Geçmişte olduğu gibi bu kimseyi şaşırtmaz.
Şimdi gelelim bir başka hedefe yani Amerika ve İsrail'in
ortak hedefi İran'ı zayıflatmak ama bir de İsrail'in bölgede kendine özel
bir hedefi daha var. O da doğrudan Suriye ile ilgili. Nedir o? O da şu, İsrail
Suriye'de işgal ettiği bölgeyi elinde tutmaya ve burayı genişletip bir tampon
bölge yapmayı arzuluyor. Tampon bölge yapmanın merkezinde Golan Tepeleri
vardı. 67'deki savaştan beri işgal ettiği bölgeydi. Şimdi HTŞ'nin Esad'ı
devirmesini fırsat bilip hatırlıyorsunuz Golan'dan girdiler. Hermon Dağı'nın
yamacı vesaire hatta işte Şam'a 13 kilometreye kadar geldiler, buralara
genişlediler. Ve açık bir şekilde İsrail Dışişleri Bakanı Katz başta olmak
üzere pek çok İsrailli yetkili sonradan da girdikleri bu işgal ettikleri
yerlerden kesinlikle çıkmayacaklarını söylediler. İsrail'in zaten başından beri
buraya bir dürzi bölgesi inşa ederek Şam rejimiyle kendisi arasında bir tampon
olmasını sağlayan bir hedefi vardı. Bu daha İsrail, Amerika ve Atlantik
saldırısı Suriye'ye başlamadan önce de İsrail'in zaten hedefiydi. O süreçler
boyunca da hem Amerika'nın hem İsrail'in Irak'la Suriye'yi bölüp çeşitli
parçalarını da birleştirerek yeniden Orta Doğu'yu dizayn etmek gibi hedefleri
de vardı. Yani Irak'ın kuzeyindeki Kürt bölgesi ile Suriye'nin kuzeyinde bir
Kürt bölgesi ayırıp bunları birleştirmek ve bunu Doğu Akdeniz'e açmak. İşte
Sünni bölgesi için ortada Suriye'nin doğusuyla Irak'ın ortasını birleştirmek. Irak'ın
güneyinde bir Şiiistan sonra Suriye'nin güneyinde bir dürziistan ve sahilde de
Aleviler için bir bölge. Yani hem Suriye'yi hem Irak'ı 3'e 4'e birleştirip
bunları da sonra birleştirip toplam 5 parçalı bir harita çizmek istiyorlardı.

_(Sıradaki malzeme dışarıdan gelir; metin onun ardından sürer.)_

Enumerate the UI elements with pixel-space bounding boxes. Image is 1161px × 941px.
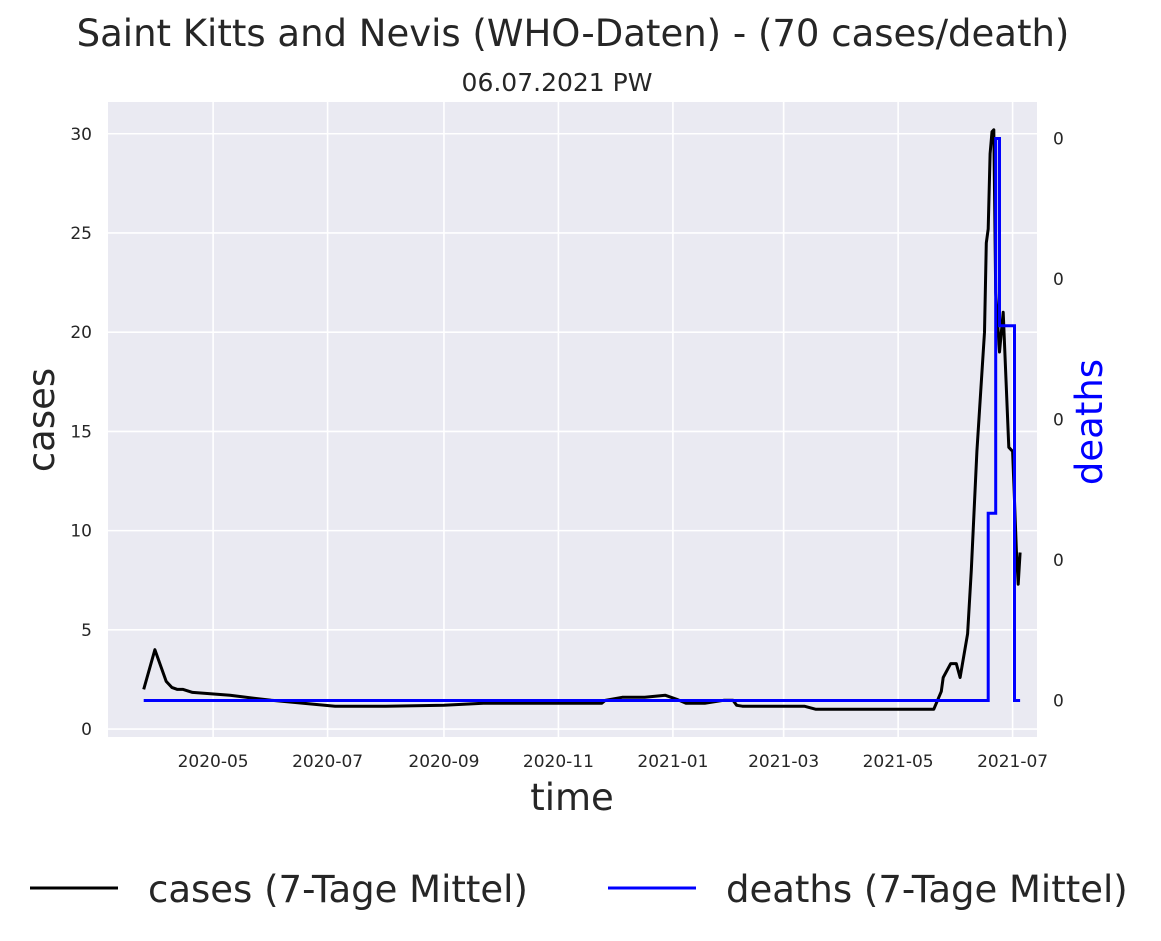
y-tick-label: 15 bbox=[70, 422, 92, 442]
x-tick-label: 2020-05 bbox=[178, 752, 249, 772]
y2-tick-label: 0 bbox=[1053, 411, 1064, 431]
x-tick-label: 2020-11 bbox=[523, 752, 594, 772]
x-tick-label: 2021-07 bbox=[977, 752, 1048, 772]
y-gridlines bbox=[108, 132, 1037, 730]
y2-tick-label: 0 bbox=[1053, 270, 1064, 290]
x-tick-label: 2021-05 bbox=[863, 752, 934, 772]
legend-label-cases: cases (7-Tage Mittel) bbox=[148, 868, 528, 911]
legend-label-deaths: deaths (7-Tage Mittel) bbox=[726, 868, 1128, 911]
y2-tick-labels: 0 0 0 0 0 bbox=[1053, 130, 1064, 712]
x-axis-label: time bbox=[530, 776, 614, 819]
y-tick-label: 25 bbox=[70, 224, 92, 244]
y2-tick-label: 0 bbox=[1053, 130, 1064, 150]
y2-axis-label: deaths bbox=[1068, 359, 1111, 485]
chart-title: Saint Kitts and Nevis (WHO-Daten) - (70 … bbox=[77, 12, 1070, 55]
y2-tick-label: 0 bbox=[1053, 691, 1064, 711]
x-tick-labels: 2020-05 2020-07 2020-09 2020-11 2021-01 2021-… bbox=[178, 752, 1049, 772]
x-tick-label: 2020-07 bbox=[292, 752, 363, 772]
x-tick-label: 2020-09 bbox=[408, 752, 479, 772]
y-tick-label: 10 bbox=[70, 522, 92, 542]
y-tick-label: 5 bbox=[81, 621, 92, 641]
y-tick-label: 0 bbox=[81, 720, 92, 740]
chart-subtitle: 06.07.2021 PW bbox=[462, 68, 653, 97]
plot-area bbox=[108, 102, 1037, 737]
y2-tick-label: 0 bbox=[1053, 551, 1064, 571]
y-tick-label: 20 bbox=[70, 323, 92, 343]
cases-series-line bbox=[142, 128, 1022, 711]
deaths-series-line bbox=[143, 137, 1021, 702]
legend: cases (7-Tage Mittel) deaths (7-Tage Mit… bbox=[30, 868, 1128, 911]
y-axis-label: cases bbox=[20, 368, 63, 472]
y-tick-labels: 0 5 10 15 20 25 30 bbox=[70, 125, 92, 740]
y-tick-label: 30 bbox=[70, 125, 92, 145]
x-tick-label: 2021-01 bbox=[637, 752, 708, 772]
x-gridlines bbox=[212, 102, 1014, 737]
x-tick-label: 2021-03 bbox=[748, 752, 819, 772]
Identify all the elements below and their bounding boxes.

Her neyse şimdi bundan tamamen vazgeçmiş değil aslında İsrail.
Hala federal bir Suriye kurarak Suriye'nin güneyinde
kendinin bulunduğu işgal ettiği topraklardan kurulu bir tampon bölge ve onun
üstünde bir dürzi bölgesini istiyor İsrail. Böyle bir hedefi var. Tabi Esad'ın
devrilmesi neticede İsrail'in bu hedefine ulaşmasını kolaylaştırmış oldu.
Suriye'deki İran varlığı etkisizleşti ve İsrail'de
Suriye'deki işgalini genişletmiş oldu. Ha bu arada Ankara'da tabi HTŞ
üzerindeki nüfuzunu kullanarak Suriye'de uzun dönemli askeri varlık
bulundurmayı arzuluyor. Esad'ın devrilmesi de Türkiye'ye AKP hükümetine böyle
bir fırsat doğurdu.
Şimdi bunlar bölgedeki çıkar çatışmaları ve denklemler. Ama
işte Amerika bunların hepsini bir potada eritmeyi planlıyor. İşte yeni Amerikan
büyükelçisi Tom Barak'ın söylediği de aslında tam buydu. Yani Esad'ın
devrilmesi Türkiye'de yaradı, Amerika'ya da yaradı, İsrail'e de yaradı demesi
bundandı. Trump yönetimi Ankara'yla Tel Aviv merkezli bu karşı karşıya
görünen denklemleri Washington'un stratejik çıkarlarına eklemlemek istiyor.
Bakınız bunun için de işe önce HTŞ-SDG anlaşmasını yaparak başladılar
biliyorsunuz.
O anlaşma tamamen Amerika'nın garantörlüğünde, ara
buluculuğunda, koordinatörlüğünde yapıldı. Ve federal bir Suriye oluşmasını
sağlayacak o 12 madde içerisinde çeşitli ifadeler var ki daha önce bu konuda
yayın yaptık. Kaçırmış olanlar bulup izleyebilir.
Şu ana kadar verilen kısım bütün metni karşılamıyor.